Der schwieg erwartungsvoll.
»Ein Mann Mitte, Ende vierzig, würde ich aufgrund seines leicht schütteren Haares und dem Zustand seiner Schneidezähne vermuten. Ein Arbeiter, wie sein wuchtiger Körperbau im Allgemeinen und Schwielen und Hornhaut an seinen Händen im Besonderen bezeugen. Unverheiratet, da ihm sowohl ein Ehering fehlt als auch die typische Verjüngung am Ringfinger, hätte er stets einen getragen und man ihn dessen beraubt. Er wurde mit einem harten, stumpfen Gegenstand geschlagen. Und sämtliche Verstümmelungen hat man ihm ante mortem zugefügt, sonst wäre das Blut nicht in alle Richtungen gespritzt.«
Wilhelm Marx wartete einen Augenblick, ob der andere noch etwas hinzuzufügen gedachte. Dann rang er sich ein Lächeln ab. »Rokitansky hat ihn viel gelehrt.«
Salomon schwieg stolz.
»Allerdings ist ihm das eine oder andere entgangen. Den Blutergüssen an den Handgelenken nach zu urteilen war der Mann während seiner Tortur gefesselt, wohl mit Gurten. Ich wette, dass sich an seinen Beinen identische Male finden. Seine grobporige Nase lässt vermuten, dass er dem Wein nicht abgeneigt war, und ich meine in größeren, weniger bekömmlichen Dosen. Und der Mann wurde nicht an diesem Ort ermordet.«
Salomon wirkte verunsichert, suchte nach Schleifspuren oder Ähnlichem. »Bei allem Respekt, woher wollen Sie das wissen?«
»Da braucht es eben jenen Spürsinn, der nicht allen Menschen eigen ist. Oder nur eine klare Sicht.« Marx sah an der Fassade hoch. »Na, das Fenster im dritten Stock über uns ist sperrangelweit offen. Bei dem Gestank, der von hier aufsteigt, lüftet niemand so lange freiwillig seine Behausung.«
Der junge Mann prüfte mit einem schnellen Blick die Richtigkeit der Behauptung, schniefte dann, als wäre er erkältet. »Man kann Ihnen schwer etwas vormachen, Herr Präsident.«
Marx blieb ernst. »Einer wie er mit Sicherheit nicht.«
»Ach, Sie … halten wohl nicht viel von mir?«
»Aber! Wie kommt er denn auf so was?«
»Ist es mein deutscher Akzent? Ich habe durchaus bereits die Erfahrung gemacht, dass dieser in Wien nicht gerade beliebt ist.«
Marx schwieg genüsslich.
»Oder …« Salomon zögerte verunsichert. »Womöglich stört es Sie, dass ich Jude bin?«
»Ein Jud! Na, da irrt er sich gewaltig«, sagte Marx und wandte sich ab. »Ich mag einfach generell die Menschen nicht.«
IV
Die Dämmerung hatte bereits eingesetzt, als der Schindelwagen die Residenzstadt hinter sich ließ. Vorbei an den k.k. Stallungen und der k.k. Infanteriekaserne war er durch die Mariahilfer Straße gezogen, auf die Gürtelstraße abgebogen und erreichte nun die Vorstadt, deren Behausungen sich im Schatten der Metropole schuldbewusst zu ducken schienen.

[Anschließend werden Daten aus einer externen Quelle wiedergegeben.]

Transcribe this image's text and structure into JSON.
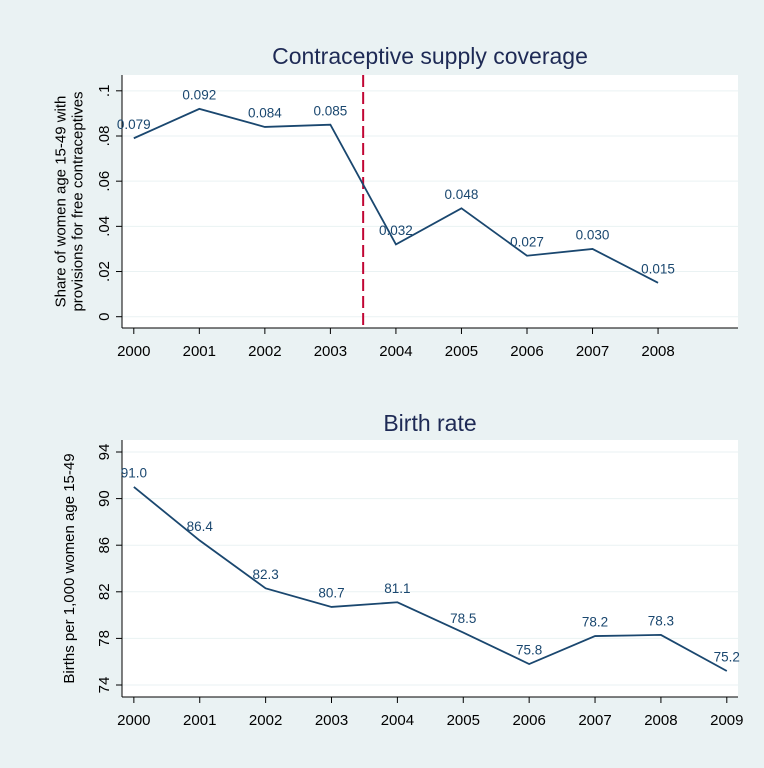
{
  "chart_data": [
    {
      "type": "line",
      "title": "Contraceptive supply coverage",
      "y_label": [
        "Share of women age 15-49 with",
        "provisions for free contraceptives"
      ],
      "x": [
        2000,
        2001,
        2002,
        2003,
        2004,
        2005,
        2006,
        2007,
        2008
      ],
      "series": [
        {
          "color": "#1a476f",
          "values": [
            0.079,
            0.092,
            0.084,
            0.085,
            0.032,
            0.048,
            0.027,
            0.03,
            0.015
          ],
          "value_labels": [
            "0.079",
            "0.092",
            "0.084",
            "0.085",
            "0.032",
            "0.048",
            "0.027",
            "0.030",
            "0.015"
          ]
        }
      ],
      "xlim": [
        1999.82,
        2009.22
      ],
      "xticks": [
        2000,
        2001,
        2002,
        2003,
        2004,
        2005,
        2006,
        2007,
        2008
      ],
      "ylim": [
        -0.005,
        0.107
      ],
      "yticks": [
        0,
        {
          "value": 0.02,
          "label": ".02"
        },
        {
          "value": 0.04,
          "label": ".04"
        },
        {
          "value": 0.06,
          "label": ".06"
        },
        {
          "value": 0.08,
          "label": ".08"
        },
        {
          "value": 0.1,
          "label": ".1"
        }
      ],
      "vline": {
        "x": 2003.5,
        "color": "#c10534"
      },
      "grid": true
    },
    {
      "type": "line",
      "title": "Birth rate",
      "y_label": [
        "Births per 1,000 women age 15-49"
      ],
      "x": [
        2000,
        2001,
        2002,
        2003,
        2004,
        2005,
        2006,
        2007,
        2008,
        2009
      ],
      "series": [
        {
          "color": "#1a476f",
          "values": [
            91.0,
            86.4,
            82.3,
            80.7,
            81.1,
            78.5,
            75.8,
            78.2,
            78.3,
            75.2
          ],
          "value_labels": [
            "91.0",
            "86.4",
            "82.3",
            "80.7",
            "81.1",
            "78.5",
            "75.8",
            "78.2",
            "78.3",
            "75.2"
          ]
        }
      ],
      "xlim": [
        1999.82,
        2009.17
      ],
      "xticks": [
        2000,
        2001,
        2002,
        2003,
        2004,
        2005,
        2006,
        2007,
        2008,
        2009
      ],
      "ylim": [
        72.97,
        95.03
      ],
      "yticks": [
        74,
        78,
        82,
        86,
        90,
        94
      ],
      "grid": true
    }
  ]
}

So auch jenes schiefwinkelige Haus, in dem Hieronymus und Franz seit mehr als einem halben Jahr Quartier bezogen hatten. Das Grundstück war von einem niedrigen Zaun umgeben, in der Mitte des Vorplatzes stand ein Brunnen.
Im Hof angekommen hielt Hieronymus den Wagen an und spannte Roswitha ab, während Franz die sechs Kinder der Quartiergeberin begrüßte, die ihn, wie jeden Tag, laut krakeelend empfingen. Von ihrer Mutter jedoch fehlte jede Spur.
Hieronymus kam auf Franz zu, der gerade Jaroslav, den Zweitjüngsten der Rasselbande, in die Luft warf und wieder auffing. »Warum werden wir heute von Anezka gar nicht angefäult6, weil wir den Wagen drei Fuß zu weit von was auch immer abstellen?« Er sah zu Tereza, der Ältesten. »Ist deine Mutter nicht hier?«
Die nickte und runzelte die Stirn. Dann deutete sie hinters Haus.
Hieronymus und Franz warfen sich einen besorgten Blick zu und machten sich in die gewiesene Richtung auf.
»Holt uns doch bittschön einen Kübel frisches Wasser und stellt ihn in die Stube«, rief Franz den Kindern zu, die sogleich zum Brunnen liefen.
Hinter dem Haus hockte eine Frau, das Haupt gesenkt, der Blick starr. Ihre braunen Haare bildeten einen geflochtenen Knoten, ihr Kittel wies eine Vielzahl von Flicken auf. Als sich Hieronymus und Franz näherten, zeigte sie keine Regung.
»Anezka?«, begann Franz und kniete sich ungelenk zu ihr. »Was bekümmert dich?« Er legte ihr die rechte Hand auf die Schulter, was wirkte, als würde ein Riese ein Kind tätscheln.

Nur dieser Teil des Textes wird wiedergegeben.